Protesters march in Tseung Kwan O, a residential district in Hong Kong, on August 4. Photo: Reuters
Hong Kong's home prices have fallen at the fastest rate this year, as the world's least affordable housing market finds itself under increasing pressure from social unrest and the effects of the US-China trade war.
The price index for lived-in homes in August slumped 1.4 per cent to 389.8, a third successive monthly fall, according to figures released by the Rating and Valuation Department on Monday.
"Mainly it's because the social movement persists, which has made both developers and secondary market homeowners cut prices and [that has] driven a home price correction. August saw a more significant reflection of that," said Derek Chan, head of research at Ricacorp Properties.

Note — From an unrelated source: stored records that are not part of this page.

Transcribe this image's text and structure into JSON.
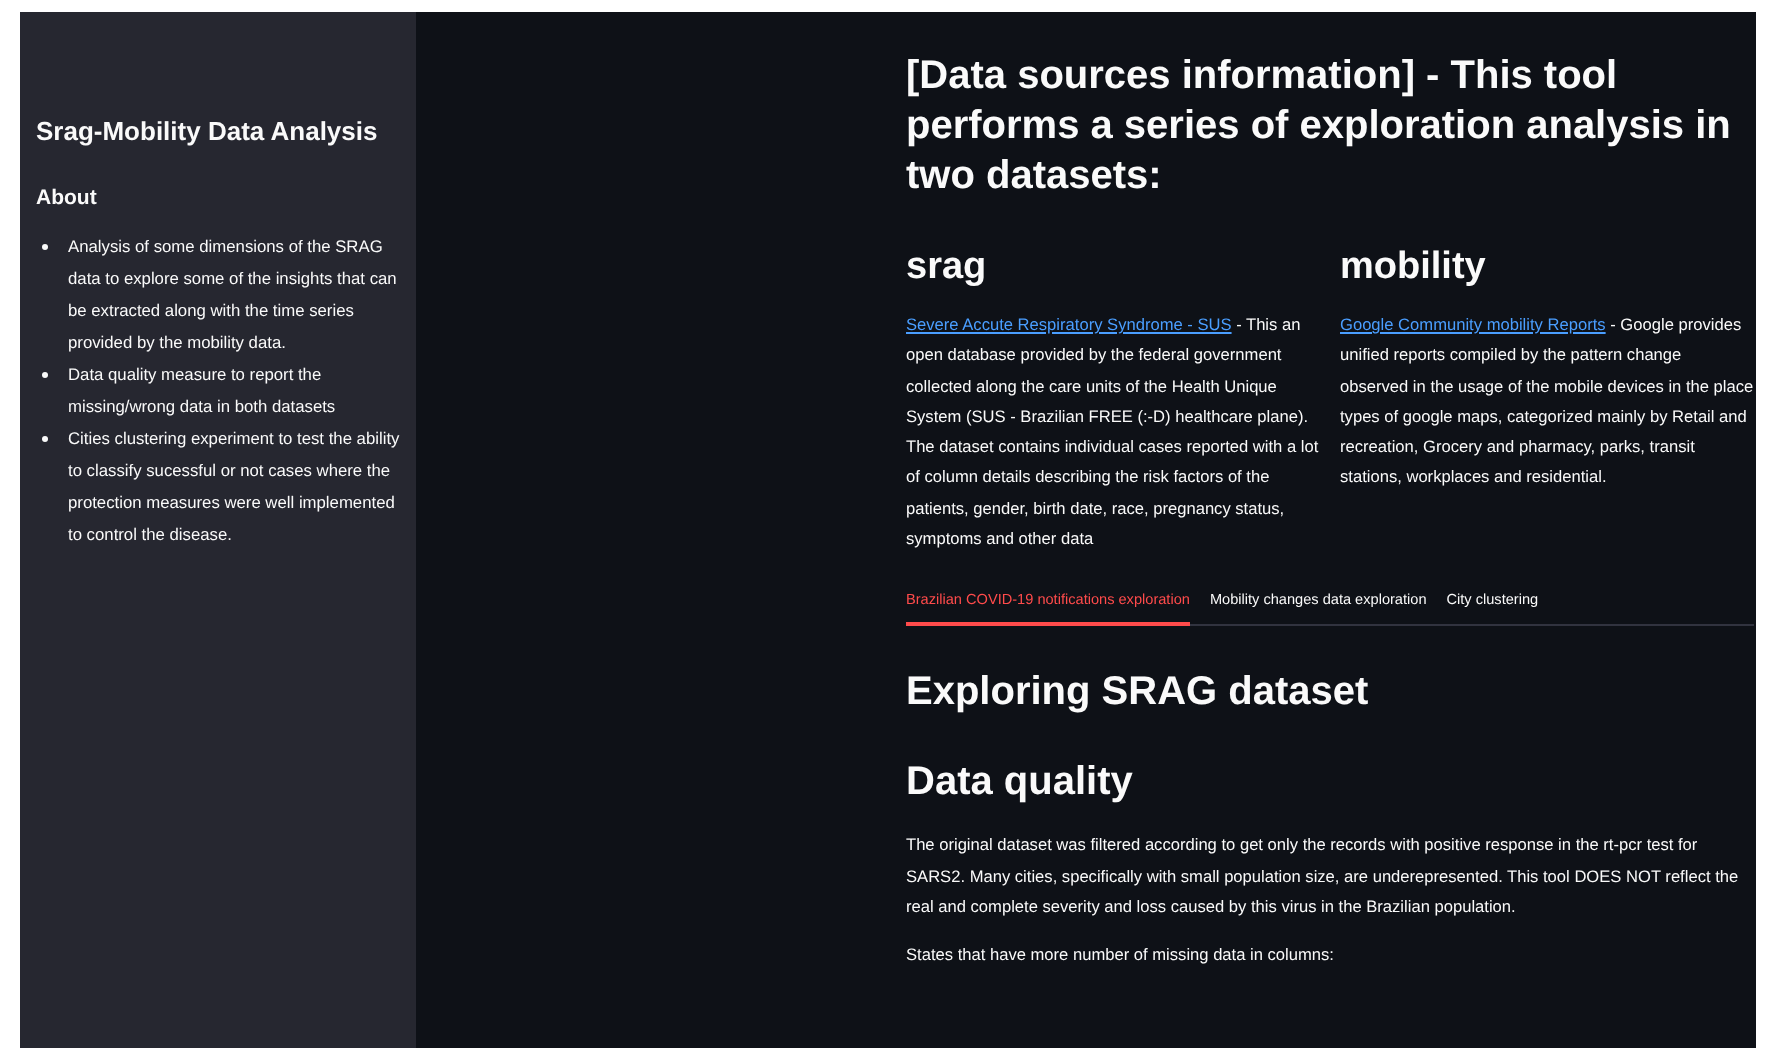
{
  "sidebar": {
    "title": "Srag-Mobility Data Analysis",
    "about_heading": "About",
    "items": [
      "Analysis of some dimensions of the SRAG data to explore some of the insights that can be extracted along with the time series provided by the mobility data.",
      "Data quality measure to report the missing/wrong data in both datasets",
      "Cities clustering experiment to test the ability to classify sucessful or not cases where the protection measures were well implemented to control the disease."
    ]
  },
  "main": {
    "heading": "[Data sources information] - This tool performs a series of exploration analysis in two datasets:",
    "sources": [
      {
        "title": "srag",
        "link": "Severe Accute Respiratory Syndrome - SUS",
        "text": " - This an open database provided by the federal government collected along the care units of the Health Unique System (SUS - Brazilian FREE (:-D) healthcare plane). The dataset contains individual cases reported with a lot of column details describing the risk factors of the patients, gender, birth date, race, pregnancy status, symptoms and other data"
      },
      {
        "title": "mobility",
        "link": "Google Community mobility Reports",
        "text": " - Google provides unified reports compiled by the pattern change observed in the usage of the mobile devices in the place types of google maps, categorized mainly by Retail and recreation, Grocery and pharmacy, parks, transit stations, workplaces and residential."
      }
    ],
    "tabs": [
      {
        "label": "Brazilian COVID-19 notifications exploration",
        "selected": true
      },
      {
        "label": "Mobility changes data exploration",
        "selected": false
      },
      {
        "label": "City clustering",
        "selected": false
      }
    ],
    "section_title": "Exploring SRAG dataset",
    "subsection_title": "Data quality",
    "paragraphs": [
      "The original dataset was filtered according to get only the records with positive response in the rt-pcr test for SARS2. Many cities, specifically with small population size, are underepresented. This tool DOES NOT reflect the real and complete severity and loss caused by this virus in the Brazilian population.",
      "States that have more number of missing data in columns:"
    ]
  }
}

"The US-China trade war has continued despite the occasional truce, which has been troubling the market since buyers are worried about whether the overall economy would be affected or some manufacturing businesses would close, dampening buying confidence."
Chan said August's drop was the biggest since the 2 per cent drop in December last year, adding that there was no end in sight for the correction in home prices.
The number of mortgage applications in August decreased by 26.5 per cent month-on-month to 11,133. The value of mortgage loans approved stood at HK$45.3 billion, down 2.8 per cent from July, data released by the Hong Kong Monetary Authority showed.
"We believe the housing market will continue to be under pressure. September will see a fall of more than 1.3 per cent, possibly close to 2 per cent," said Chan. "It is because the political and social movement factor is more difficult to predict. As long as it keeps lingering, the market will continue to be under pressure."
Chan said the disappointing sale on Friday at Upper Riverbank in Kai Tak, where fewer than half of 218 new flats priced higher than neighbouring secondary-market units found buyers, signalled pressure on developers to keep prices down. That could translate to even lower prices in the secondary market.
"Secondary market homeowners need to adjust prices down when new flats are cheaper," Chan said.